On Tuesday, CNN announced that only Trump, Florida Governor Ron DeSantis and former U.N. ambassador Nikki Haley had qualified for its debate next week in Des Moines, the final chance for a national face-off before the Iowa caucuses on Jan. 15.
DeSantis and Haley have said they will participate and have criticized Trump for once again refusing to join them on stage.
Trump will instead appear on a live town hall on Fox News at 9 p.m. ET (0200GMT on Jan. 11) without interruption from those he considers pesky upstarts.
The events come five days before the caucuses kick off a nationwide nominating process that opinion polls at this point show is likely to end with a Trump vs. Biden rematch that few Americans want.
Entrepreneur Vivek Ramaswamy on Tuesday railed against CNN after failing to meet the broadcaster’s qualification criteria for the Iowa debate. He will instead hold a live-audience show that night with Tim Pool, a conservative podcaster.
Here are some other takeaways from the trail:
DESANTIS, HALEY TRAIN FIRE ON EACH OTHER
Turn on a television in Des Moines and you’re likely to see either an advertisement from Haley’s supporters blasting DeSantis or an ad by the DeSantis forces ripping Haley.
What you’re unlikely to see are ads from either candidate criticizing Trump.
The super PAC supporting Haley, SFA Fund, has become the top campaign spender in Iowa, according to data compiled by the firm AdImpact, which tracks ad spending. That suggests there’s an opportunity for Haley to finish strong in the Midwestern state before competing in the New Hampshire primary on Jan. 23.
Most of the PAC’s fire has been trained on DeSantis. This week, it debuted a TV ad claiming the Florida governor is “too lame to lead, too weak to win.”

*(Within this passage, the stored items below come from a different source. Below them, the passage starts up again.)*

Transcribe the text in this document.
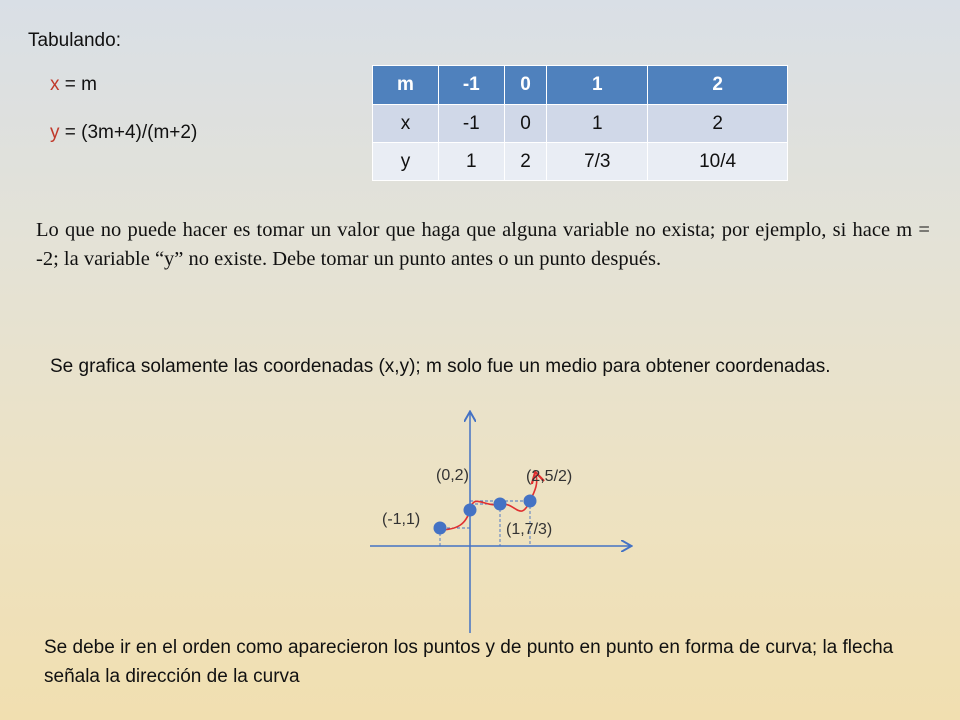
Tabulando:
x = m
y = (3m+4)/(m+2)
m	-1	0	1	2
x	-1	0	1	2
y	1	2	7/3	10/4
Lo que no puede hacer es tomar un valor que haga que alguna variable no exista; por ejemplo, si hace m = -2; la variable “y” no existe. Debe tomar un punto antes o un punto después.
Se grafica solamente las coordenadas (x,y); m solo fue un medio para obtener coordenadas.
(-1,1)
(0,2)
(1,7/3)
(2,5/2)
Se debe ir en el orden como aparecieron los puntos y de punto en punto en forma de curva; la flecha señala la dirección de la curva
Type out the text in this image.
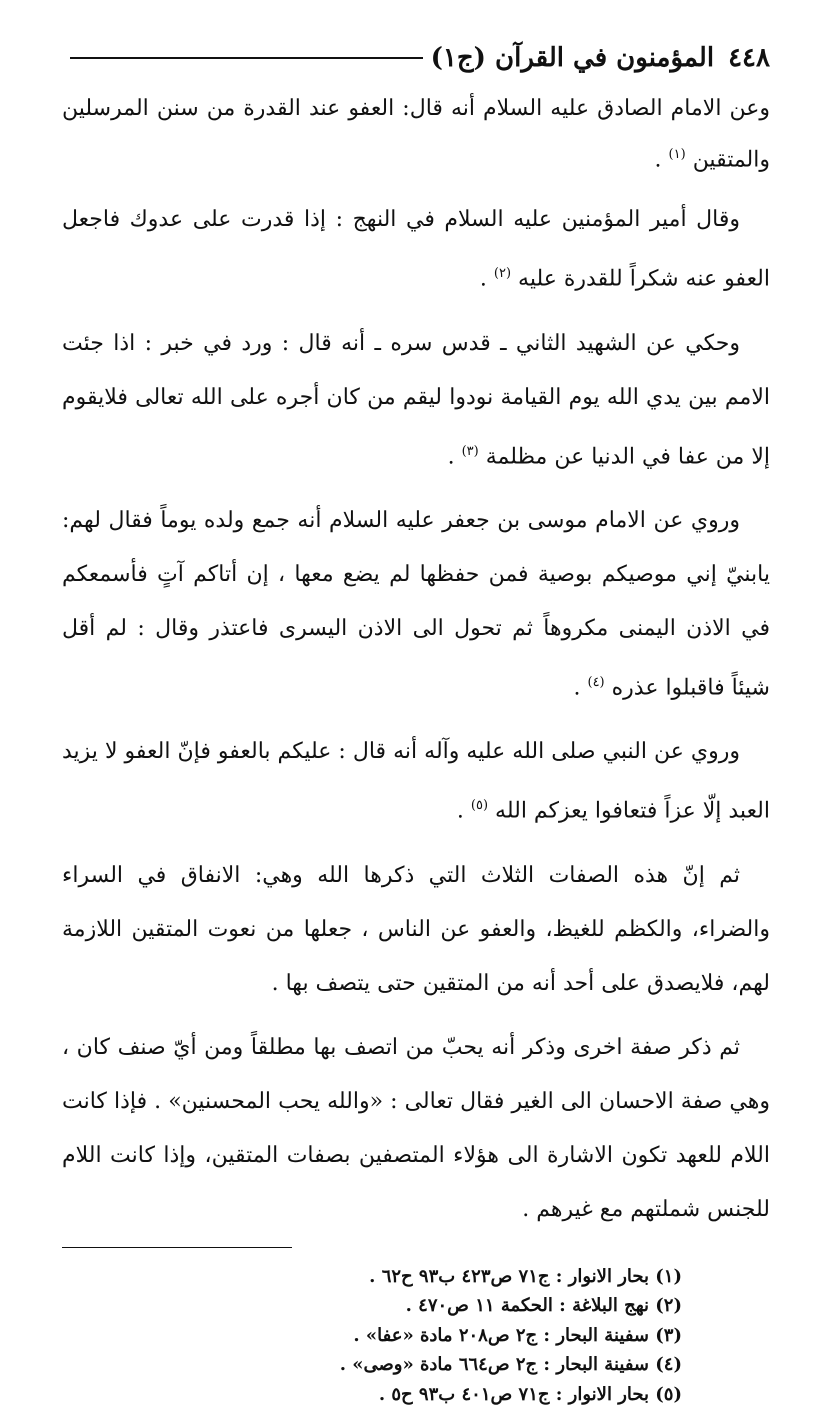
٤٤٨
المؤمنون في القرآن (ج١)

وعن الامام الصادق عليه السلام أنه قال: العفو عند القدرة من سنن المرسلين والمتقين $^{(١)}$ .

وقال أمير المؤمنين عليه السلام في النهج : إذا قدرت على عدوك فاجعل العفو عنه شكراً للقدرة عليه $^{(٢)}$ .

وحكي عن الشهيد الثاني ـ قدس سره ـ أنه قال : ورد في خبر : اذا جئت الامم بين يدي الله يوم القيامة نودوا ليقم من كان أجره على الله تعالى فلايقوم إلا من عفا في الدنيا عن مظلمة $^{(٣)}$ .

وروي عن الامام موسى بن جعفر عليه السلام أنه جمع ولده يوماً فقال لهم: يابنيّ إني موصيكم بوصية فمن حفظها لم يضع معها ، إن أتاكم آتٍ فأسمعكم في الاذن اليمنى مكروهاً ثم تحول الى الاذن اليسرى فاعتذر وقال : لم أقل شيئاً فاقبلوا عذره $^{(٤)}$ .

وروي عن النبي صلى الله عليه وآله أنه قال : عليكم بالعفو فإنّ العفو لا يزيد العبد إلّا عزاً فتعافوا يعزكم الله $^{(٥)}$ .

ثم إنّ هذه الصفات الثلاث التي ذكرها الله وهي: الانفاق في السراء والضراء، والكظم للغيظ، والعفو عن الناس ، جعلها من نعوت المتقين اللازمة لهم، فلايصدق على أحد أنه من المتقين حتى يتصف بها .

ثم ذكر صفة اخرى وذكر أنه يحبّ من اتصف بها مطلقاً ومن أيّ صنف كان ، وهي صفة الاحسان الى الغير فقال تعالى : «والله يحب المحسنين» . فإذا كانت اللام للعهد تكون الاشارة الى هؤلاء المتصفين بصفات المتقين، وإذا كانت اللام للجنس شملتهم مع غيرهم .

(١) بحار الانوار : ج٧١ ص٤٢٣ ب٩٣ ح٦٢ .
(٢) نهج البلاغة : الحكمة ١١ ص٤٧٠ .
(٣) سفينة البحار : ج٢ ص٢٠٨ مادة «عفا» .
(٤) سفينة البحار : ج٢ ص٦٦٤ مادة «وصى» .
(٥) بحار الانوار : ج٧١ ص٤٠١ ب٩٣ ح٥ .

Meanwhile, a PAC supporting DeSantis, Fight Right, has been airing ads labeling Haley “Tricky Nikki” and claiming she profited off her ties to China.
Nationally, DeSantis has been getting more than he has been giving: He has emerged as the top target of negative ads from Trump and Haley combined, while Trump has gone largely unscathed.
According to an analysis by AdImpact, only about 3% of negative ads in the Republican race have targeted Trump.
Haley and SFA Fund have reserved the most TV airtime going forward in the campaign, the firm said, booking $8.7 million in ads compared with less than $1 million by DeSantis and his allies.
DESANTIS, IN NEED OF AN IOWA BOOST, TEARS UP THE TRAIL
DeSantis needs a strong performance in Iowa to keep his candidacy alive and prove that he is still the top Trump alternative in the Republican field, despite a late charge by Haley.
To that end, his campaign has laid out a frenetic schedule that will have him crisscrossing the state this week.
On Wednesday, DeSantis will make four stops across Iowa’s rural west, with venues ranging from the Johnnie Mars Family Restaurant in Sioux City to a veterans’ hall. He’ll then travel to the other side of the state, while squeezing in a town hall with CNN in Des Moines on Thursday.
DeSantis has bet heavily on rural and evangelical Christian voters, whose support he will be attempting to reaffirm with his various campaign stops.
Trump is due in Iowa for a slate of events on Friday and Saturday. Haley is scheduled to return to the state on Thursday after kicking off the week 1,100 miles (1,770 km) to the east in the frosty hills of New Hampshire.